Just as it did at Cape Canaveral, the crowd in the Bryan-Gooding Planetarium at the Museum of Science & History cheered at 11:29 a.m. Friday when the space shuttle Atlantis lifted off to begin the final flight of the 30-year shuttle program.

More than 200 people were in the planetarium, the auditorium on the first floor was filled to capacity and those who couldn’t find a seat watched the launch on a big-screen television in the second-floor exhibit area.

Some of the spectators were old enough to remember when astronaut Alan Shepard became the first American in space on May 5, 1961. Others in the audience were barely born two months ago when the next-to-last shuttle was launched.

“Maybe this experience will instill in them a love of science and space,” said MOSH Communications Manager Kristi Taylor, noting the large number of young shuttle finale witnesses in the planetarium.

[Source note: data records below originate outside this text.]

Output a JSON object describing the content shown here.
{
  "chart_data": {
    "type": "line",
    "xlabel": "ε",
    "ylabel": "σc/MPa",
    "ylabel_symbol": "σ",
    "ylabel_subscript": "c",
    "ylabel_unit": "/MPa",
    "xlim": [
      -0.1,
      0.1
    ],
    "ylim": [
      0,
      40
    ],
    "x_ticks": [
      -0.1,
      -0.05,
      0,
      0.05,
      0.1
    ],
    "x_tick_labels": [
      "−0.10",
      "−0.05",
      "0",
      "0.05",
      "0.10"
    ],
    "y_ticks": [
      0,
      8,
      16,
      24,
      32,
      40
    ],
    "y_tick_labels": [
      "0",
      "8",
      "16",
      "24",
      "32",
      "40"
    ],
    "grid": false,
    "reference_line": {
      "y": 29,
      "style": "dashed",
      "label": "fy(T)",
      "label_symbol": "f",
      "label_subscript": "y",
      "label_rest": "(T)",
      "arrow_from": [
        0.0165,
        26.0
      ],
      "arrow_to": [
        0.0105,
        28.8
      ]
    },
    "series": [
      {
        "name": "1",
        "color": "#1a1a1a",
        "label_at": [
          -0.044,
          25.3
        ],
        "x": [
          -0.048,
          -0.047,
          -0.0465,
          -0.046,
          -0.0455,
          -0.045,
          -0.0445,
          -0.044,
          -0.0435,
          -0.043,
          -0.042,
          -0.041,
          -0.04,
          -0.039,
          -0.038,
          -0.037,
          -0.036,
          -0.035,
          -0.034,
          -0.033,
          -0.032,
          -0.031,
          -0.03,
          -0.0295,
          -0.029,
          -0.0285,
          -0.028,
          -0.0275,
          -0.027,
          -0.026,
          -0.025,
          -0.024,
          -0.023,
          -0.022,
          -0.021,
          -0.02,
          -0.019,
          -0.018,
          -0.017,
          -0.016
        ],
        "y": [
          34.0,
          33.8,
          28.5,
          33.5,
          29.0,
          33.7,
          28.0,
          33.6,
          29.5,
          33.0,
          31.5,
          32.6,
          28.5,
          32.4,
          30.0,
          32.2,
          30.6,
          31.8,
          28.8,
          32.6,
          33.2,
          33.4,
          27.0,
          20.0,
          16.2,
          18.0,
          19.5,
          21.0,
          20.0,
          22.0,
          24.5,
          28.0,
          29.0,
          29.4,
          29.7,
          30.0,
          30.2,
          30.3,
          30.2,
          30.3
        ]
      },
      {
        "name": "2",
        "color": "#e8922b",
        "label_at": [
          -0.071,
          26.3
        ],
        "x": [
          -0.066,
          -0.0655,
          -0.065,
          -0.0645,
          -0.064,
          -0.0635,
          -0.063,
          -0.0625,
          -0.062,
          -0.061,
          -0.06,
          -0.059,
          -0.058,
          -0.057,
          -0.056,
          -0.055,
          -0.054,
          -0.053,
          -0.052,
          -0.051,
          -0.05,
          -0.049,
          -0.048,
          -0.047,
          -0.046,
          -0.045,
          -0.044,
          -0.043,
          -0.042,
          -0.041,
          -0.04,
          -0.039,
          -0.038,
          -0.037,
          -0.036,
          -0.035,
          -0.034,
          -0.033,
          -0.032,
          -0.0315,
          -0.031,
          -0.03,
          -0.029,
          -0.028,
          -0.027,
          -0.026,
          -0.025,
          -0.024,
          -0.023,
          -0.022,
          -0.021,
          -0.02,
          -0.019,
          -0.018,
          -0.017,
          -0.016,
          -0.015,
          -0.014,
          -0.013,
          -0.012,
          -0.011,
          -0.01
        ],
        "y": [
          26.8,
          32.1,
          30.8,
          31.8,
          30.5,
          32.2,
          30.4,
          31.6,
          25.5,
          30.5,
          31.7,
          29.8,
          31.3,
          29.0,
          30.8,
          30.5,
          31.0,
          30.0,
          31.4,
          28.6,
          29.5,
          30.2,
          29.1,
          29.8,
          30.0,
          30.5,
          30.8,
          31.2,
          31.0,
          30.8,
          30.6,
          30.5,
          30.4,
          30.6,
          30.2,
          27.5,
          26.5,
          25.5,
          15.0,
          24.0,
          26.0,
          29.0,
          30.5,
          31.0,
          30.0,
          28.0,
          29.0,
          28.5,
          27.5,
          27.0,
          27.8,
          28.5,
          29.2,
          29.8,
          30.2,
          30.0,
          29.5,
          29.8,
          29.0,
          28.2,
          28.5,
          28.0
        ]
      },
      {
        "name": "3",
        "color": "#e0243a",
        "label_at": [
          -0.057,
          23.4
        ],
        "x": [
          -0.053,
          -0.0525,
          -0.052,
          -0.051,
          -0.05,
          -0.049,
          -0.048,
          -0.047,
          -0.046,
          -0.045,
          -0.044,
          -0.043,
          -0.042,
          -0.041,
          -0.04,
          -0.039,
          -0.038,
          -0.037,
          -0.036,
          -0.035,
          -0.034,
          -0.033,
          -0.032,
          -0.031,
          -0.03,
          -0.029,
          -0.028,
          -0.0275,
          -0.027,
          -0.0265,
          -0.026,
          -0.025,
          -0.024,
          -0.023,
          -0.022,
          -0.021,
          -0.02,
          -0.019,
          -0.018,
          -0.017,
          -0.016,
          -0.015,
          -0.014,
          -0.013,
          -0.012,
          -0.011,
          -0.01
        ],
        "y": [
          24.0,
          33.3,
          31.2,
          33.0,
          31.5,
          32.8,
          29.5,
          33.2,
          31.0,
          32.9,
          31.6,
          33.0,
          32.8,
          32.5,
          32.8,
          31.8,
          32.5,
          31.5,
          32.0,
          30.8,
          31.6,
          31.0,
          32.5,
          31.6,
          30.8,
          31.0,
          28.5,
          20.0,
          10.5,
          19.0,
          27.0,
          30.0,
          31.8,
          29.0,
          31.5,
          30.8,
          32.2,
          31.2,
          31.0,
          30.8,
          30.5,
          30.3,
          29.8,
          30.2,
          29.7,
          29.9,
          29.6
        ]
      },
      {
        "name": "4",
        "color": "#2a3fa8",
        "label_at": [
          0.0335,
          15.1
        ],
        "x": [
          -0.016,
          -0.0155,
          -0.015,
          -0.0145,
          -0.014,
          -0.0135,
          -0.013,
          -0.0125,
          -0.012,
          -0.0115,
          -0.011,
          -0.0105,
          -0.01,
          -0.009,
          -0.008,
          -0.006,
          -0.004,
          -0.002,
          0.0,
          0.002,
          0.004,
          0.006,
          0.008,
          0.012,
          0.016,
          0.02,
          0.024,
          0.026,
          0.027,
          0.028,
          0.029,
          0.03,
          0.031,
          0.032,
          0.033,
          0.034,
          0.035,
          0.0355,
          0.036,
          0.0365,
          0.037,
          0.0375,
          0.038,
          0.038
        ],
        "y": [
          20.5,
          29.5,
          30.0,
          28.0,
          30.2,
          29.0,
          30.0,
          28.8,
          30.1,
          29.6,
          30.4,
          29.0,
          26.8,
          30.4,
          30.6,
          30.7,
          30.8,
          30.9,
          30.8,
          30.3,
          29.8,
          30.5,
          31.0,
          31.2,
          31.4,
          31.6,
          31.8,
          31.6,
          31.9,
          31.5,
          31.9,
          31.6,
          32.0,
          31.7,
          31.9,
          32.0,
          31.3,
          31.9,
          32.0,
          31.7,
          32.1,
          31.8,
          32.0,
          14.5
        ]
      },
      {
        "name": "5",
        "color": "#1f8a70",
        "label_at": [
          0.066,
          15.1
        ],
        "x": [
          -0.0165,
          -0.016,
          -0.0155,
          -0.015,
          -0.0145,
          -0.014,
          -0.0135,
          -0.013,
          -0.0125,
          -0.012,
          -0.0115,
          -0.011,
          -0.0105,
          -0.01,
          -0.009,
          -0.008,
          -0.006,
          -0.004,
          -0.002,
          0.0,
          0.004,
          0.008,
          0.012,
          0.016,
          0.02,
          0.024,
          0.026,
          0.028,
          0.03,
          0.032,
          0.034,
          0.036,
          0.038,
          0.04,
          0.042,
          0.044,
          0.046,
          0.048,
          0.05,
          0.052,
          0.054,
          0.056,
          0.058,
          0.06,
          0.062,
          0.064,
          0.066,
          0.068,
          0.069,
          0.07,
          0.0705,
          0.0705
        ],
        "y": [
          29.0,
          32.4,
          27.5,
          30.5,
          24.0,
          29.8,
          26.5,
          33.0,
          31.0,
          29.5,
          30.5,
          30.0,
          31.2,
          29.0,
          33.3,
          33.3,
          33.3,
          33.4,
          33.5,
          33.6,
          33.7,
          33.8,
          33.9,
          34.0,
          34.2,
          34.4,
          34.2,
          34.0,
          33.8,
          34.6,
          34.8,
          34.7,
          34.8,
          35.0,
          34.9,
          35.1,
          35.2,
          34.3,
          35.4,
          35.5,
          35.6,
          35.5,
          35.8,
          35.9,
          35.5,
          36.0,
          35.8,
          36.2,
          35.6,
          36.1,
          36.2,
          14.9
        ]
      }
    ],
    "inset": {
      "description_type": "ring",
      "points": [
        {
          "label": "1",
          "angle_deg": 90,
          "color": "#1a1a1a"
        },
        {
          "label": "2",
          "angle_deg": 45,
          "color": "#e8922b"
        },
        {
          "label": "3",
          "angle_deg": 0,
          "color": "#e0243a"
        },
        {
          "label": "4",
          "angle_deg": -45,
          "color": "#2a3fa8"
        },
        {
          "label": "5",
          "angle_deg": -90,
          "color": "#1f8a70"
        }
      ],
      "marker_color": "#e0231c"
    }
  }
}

Postponed by three minutes because of a technical issue, the NASA TV HD telecast of the launch was projected on the planetarium’s 60-foot dome through the Konica Minolta Super Media Globe II.

The optical system has four times the definition of HDTV and is the centerpiece of the $1 million renovation of the planetarium that debuted Nov. 11.

Taylor said MOSH’s planetarium is one of only two Super Globe II facilities in the country and the 60-foot dome makes it the largest in the world.